その男性は口元に手をやりながら、面白くなさそうな顔でつぶやいた。

な、なんなの?この人?初めて来たくせにえらそうなんですけど!

「おすすめ日替わりっていう割には普通だけど、それもらうよ」

僅かに口角をあげて、私を見上げて言った。

普通って!?一言多くない?

まぁ確かに普通っちゃ普通だけど、飲みやすい紅茶が一番だと私は思ってるからおすすめにしてるだけなのに。

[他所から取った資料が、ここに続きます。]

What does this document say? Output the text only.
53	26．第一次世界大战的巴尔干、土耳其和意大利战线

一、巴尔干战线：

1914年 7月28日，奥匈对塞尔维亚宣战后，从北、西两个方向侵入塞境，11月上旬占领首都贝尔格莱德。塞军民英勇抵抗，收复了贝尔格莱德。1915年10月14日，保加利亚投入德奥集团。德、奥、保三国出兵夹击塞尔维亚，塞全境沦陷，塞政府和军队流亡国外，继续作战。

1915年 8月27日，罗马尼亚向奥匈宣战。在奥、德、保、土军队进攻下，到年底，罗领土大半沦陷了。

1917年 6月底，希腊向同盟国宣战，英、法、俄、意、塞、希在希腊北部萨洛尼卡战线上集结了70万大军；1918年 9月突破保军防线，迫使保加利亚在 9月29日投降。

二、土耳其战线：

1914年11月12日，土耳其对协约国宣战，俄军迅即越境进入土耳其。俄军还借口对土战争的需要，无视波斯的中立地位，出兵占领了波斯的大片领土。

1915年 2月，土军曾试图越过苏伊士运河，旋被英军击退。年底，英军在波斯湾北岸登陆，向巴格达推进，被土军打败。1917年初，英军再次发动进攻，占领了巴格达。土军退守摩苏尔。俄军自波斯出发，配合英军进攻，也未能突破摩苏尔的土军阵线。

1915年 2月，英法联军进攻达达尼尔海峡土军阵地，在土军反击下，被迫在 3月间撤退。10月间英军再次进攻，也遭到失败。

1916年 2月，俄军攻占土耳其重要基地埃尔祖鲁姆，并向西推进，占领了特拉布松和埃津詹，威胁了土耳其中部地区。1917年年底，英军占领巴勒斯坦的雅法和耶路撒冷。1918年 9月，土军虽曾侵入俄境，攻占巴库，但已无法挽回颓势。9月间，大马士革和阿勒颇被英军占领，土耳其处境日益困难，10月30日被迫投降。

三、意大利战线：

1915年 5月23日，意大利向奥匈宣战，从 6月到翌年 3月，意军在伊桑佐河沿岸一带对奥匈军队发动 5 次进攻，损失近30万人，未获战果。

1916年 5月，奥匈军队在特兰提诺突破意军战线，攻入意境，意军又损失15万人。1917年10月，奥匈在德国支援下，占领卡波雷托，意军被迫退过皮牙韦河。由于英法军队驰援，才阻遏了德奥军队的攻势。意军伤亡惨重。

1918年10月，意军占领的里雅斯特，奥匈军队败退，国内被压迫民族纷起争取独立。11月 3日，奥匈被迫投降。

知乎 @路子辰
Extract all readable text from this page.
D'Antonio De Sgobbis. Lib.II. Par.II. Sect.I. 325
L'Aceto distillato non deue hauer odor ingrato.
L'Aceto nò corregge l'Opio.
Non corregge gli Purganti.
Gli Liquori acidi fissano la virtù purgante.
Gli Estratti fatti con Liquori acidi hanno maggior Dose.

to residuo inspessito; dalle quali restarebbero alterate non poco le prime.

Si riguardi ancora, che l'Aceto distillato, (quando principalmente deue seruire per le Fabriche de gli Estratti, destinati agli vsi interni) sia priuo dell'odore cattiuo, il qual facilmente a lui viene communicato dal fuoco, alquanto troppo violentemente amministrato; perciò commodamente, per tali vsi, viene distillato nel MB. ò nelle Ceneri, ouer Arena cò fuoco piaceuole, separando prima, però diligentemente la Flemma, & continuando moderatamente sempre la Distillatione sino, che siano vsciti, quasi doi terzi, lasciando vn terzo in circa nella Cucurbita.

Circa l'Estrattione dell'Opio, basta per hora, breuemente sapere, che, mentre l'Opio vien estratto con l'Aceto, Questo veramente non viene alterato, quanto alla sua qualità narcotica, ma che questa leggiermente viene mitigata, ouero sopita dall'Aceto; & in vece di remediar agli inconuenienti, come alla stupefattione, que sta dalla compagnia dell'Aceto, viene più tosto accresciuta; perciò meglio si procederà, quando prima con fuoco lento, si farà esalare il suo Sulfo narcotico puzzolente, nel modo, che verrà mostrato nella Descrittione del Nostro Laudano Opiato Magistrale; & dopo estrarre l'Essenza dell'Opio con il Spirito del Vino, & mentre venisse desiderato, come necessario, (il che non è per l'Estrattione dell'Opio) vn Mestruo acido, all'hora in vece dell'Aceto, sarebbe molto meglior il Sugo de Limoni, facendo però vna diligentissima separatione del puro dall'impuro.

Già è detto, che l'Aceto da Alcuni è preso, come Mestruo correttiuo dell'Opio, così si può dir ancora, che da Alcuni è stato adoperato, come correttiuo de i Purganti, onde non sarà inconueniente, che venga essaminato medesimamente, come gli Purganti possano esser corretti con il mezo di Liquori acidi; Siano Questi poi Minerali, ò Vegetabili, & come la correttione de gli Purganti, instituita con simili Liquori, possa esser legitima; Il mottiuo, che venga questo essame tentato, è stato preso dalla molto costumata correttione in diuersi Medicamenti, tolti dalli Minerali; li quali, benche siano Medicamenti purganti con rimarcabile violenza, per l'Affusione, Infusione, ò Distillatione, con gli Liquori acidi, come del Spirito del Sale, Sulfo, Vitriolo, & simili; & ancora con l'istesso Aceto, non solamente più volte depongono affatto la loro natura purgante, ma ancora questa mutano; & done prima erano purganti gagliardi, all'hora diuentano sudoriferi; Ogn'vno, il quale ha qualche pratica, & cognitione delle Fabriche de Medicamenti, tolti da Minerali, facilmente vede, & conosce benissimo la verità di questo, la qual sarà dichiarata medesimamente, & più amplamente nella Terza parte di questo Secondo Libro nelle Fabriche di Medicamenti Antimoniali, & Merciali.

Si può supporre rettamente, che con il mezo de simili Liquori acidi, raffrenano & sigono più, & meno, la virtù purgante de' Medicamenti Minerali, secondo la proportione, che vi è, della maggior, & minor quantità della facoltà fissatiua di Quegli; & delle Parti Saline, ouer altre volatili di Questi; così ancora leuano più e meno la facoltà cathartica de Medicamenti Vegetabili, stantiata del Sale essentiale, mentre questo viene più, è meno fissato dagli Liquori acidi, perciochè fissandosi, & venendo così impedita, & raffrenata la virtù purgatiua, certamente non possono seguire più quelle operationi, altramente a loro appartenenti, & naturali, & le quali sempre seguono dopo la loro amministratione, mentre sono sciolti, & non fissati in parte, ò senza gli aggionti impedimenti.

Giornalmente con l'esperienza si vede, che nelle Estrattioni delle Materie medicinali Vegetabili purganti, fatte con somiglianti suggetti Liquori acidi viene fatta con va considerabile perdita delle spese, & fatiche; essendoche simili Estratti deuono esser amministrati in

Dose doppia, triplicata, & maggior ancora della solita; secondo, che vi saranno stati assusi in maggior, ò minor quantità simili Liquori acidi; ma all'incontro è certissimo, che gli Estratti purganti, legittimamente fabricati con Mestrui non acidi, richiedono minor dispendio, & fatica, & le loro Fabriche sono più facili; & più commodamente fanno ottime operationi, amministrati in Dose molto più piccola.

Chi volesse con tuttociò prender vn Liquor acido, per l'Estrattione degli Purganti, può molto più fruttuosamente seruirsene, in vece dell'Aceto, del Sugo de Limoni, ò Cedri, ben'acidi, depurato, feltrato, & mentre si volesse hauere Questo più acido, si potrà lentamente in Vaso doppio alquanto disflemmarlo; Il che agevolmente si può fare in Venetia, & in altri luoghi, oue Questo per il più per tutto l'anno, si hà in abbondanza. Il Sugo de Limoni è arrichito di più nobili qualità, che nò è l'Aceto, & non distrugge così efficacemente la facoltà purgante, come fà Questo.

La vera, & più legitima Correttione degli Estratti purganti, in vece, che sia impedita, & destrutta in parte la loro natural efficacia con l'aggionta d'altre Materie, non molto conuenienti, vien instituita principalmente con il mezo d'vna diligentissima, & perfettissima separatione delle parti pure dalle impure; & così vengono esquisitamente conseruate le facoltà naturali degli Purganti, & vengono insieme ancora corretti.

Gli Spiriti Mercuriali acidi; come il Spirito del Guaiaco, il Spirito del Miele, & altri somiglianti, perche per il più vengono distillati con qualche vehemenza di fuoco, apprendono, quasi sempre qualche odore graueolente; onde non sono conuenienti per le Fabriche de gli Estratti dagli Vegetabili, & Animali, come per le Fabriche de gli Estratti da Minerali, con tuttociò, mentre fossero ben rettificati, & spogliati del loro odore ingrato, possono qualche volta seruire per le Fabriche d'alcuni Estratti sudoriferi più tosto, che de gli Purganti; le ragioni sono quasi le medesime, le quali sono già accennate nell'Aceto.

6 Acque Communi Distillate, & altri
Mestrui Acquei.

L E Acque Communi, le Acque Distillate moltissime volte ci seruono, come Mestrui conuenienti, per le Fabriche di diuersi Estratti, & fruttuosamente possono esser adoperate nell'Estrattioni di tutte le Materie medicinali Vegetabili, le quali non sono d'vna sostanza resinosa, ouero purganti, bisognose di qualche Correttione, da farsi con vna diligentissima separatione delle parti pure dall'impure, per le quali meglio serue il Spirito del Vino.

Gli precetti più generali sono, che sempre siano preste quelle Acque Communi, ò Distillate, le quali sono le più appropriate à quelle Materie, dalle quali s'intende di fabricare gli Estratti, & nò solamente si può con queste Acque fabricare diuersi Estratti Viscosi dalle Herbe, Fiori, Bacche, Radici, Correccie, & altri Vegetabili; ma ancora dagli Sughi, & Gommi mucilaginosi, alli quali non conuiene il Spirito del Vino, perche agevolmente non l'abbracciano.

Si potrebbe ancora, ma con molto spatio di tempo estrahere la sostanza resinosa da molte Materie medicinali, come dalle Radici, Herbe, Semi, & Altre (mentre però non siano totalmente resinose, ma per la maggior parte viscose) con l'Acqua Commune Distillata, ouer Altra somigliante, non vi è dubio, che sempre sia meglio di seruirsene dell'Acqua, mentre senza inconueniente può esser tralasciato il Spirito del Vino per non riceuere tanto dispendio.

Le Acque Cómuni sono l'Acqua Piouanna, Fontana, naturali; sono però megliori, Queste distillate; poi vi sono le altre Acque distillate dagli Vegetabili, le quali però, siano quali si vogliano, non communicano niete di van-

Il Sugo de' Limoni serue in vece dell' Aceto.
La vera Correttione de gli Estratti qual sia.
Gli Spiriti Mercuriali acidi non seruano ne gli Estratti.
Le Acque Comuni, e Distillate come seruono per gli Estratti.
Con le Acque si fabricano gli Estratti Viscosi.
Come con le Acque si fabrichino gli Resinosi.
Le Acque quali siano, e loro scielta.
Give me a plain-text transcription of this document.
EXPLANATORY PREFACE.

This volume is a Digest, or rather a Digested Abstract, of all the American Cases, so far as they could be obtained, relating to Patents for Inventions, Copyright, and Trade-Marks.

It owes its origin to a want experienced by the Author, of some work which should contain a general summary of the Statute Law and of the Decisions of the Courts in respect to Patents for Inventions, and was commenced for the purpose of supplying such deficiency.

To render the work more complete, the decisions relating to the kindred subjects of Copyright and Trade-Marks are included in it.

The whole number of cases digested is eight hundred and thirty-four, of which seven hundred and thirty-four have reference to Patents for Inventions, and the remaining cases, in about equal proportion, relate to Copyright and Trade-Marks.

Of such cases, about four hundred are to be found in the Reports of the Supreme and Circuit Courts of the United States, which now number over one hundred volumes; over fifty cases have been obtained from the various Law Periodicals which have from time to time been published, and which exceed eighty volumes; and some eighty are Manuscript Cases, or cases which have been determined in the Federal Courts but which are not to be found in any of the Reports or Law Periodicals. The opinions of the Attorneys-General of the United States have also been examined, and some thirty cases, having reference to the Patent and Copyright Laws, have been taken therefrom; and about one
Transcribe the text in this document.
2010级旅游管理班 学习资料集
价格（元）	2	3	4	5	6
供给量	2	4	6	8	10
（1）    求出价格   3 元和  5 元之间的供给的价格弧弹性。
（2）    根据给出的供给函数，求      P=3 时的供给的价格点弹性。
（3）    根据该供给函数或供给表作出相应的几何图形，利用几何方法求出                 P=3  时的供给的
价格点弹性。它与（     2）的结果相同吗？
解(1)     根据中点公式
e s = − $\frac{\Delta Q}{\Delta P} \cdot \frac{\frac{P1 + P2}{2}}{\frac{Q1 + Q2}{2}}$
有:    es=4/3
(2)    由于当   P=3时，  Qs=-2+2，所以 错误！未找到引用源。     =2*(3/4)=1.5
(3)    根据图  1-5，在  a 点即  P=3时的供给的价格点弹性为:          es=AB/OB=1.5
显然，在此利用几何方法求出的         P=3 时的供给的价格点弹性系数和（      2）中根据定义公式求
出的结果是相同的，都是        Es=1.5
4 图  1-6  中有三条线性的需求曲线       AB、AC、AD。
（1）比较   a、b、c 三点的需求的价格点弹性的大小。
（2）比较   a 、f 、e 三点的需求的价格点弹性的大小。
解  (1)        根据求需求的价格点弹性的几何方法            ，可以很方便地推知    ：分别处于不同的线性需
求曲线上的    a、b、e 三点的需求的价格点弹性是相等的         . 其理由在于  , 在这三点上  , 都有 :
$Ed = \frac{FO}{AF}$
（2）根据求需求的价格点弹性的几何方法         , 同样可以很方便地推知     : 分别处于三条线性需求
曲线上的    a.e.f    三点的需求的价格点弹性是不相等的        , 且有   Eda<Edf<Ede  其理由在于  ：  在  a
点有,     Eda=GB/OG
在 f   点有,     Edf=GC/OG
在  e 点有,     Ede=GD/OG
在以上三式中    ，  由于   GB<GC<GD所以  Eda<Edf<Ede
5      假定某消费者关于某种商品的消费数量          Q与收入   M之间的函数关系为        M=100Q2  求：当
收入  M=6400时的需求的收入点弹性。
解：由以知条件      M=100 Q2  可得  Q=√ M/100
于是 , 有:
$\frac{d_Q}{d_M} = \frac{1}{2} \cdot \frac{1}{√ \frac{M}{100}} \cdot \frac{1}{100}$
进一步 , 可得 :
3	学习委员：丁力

イケメンに一瞬目を奪われたけれど、こんなクールでえらそうな雰囲気の男性はどうも苦手だ。

秘書室で嫌と言うほど見ているからかもしれないけど。

きっとお金持ちに多いタイプだろう。

所詮分かり合えない人種なんだと自分に言い聞かせながら私は「はい」と頷くと紅茶葉を取りにいきお湯を沸かした。

紅茶葉を丁寧にポットに分量を考えて入れる。

湧いたお湯をゆっくりと注いでいった。

湯気がふわっと立ち上り香ばしくて甘い香りが匂い立つ。

男性の前にティーカップセットを置き、紅茶の入ったポットをその横に持って行った。

そして、すぐにティーカップに注ぐ。

紅茶葉は蒸らす時間が命だ。

長すぎても短すぎてもいけない。

それは私が今まで研究しつくした時間。

男性はじっと私の淹れる様子を黙ったまま見つめていた。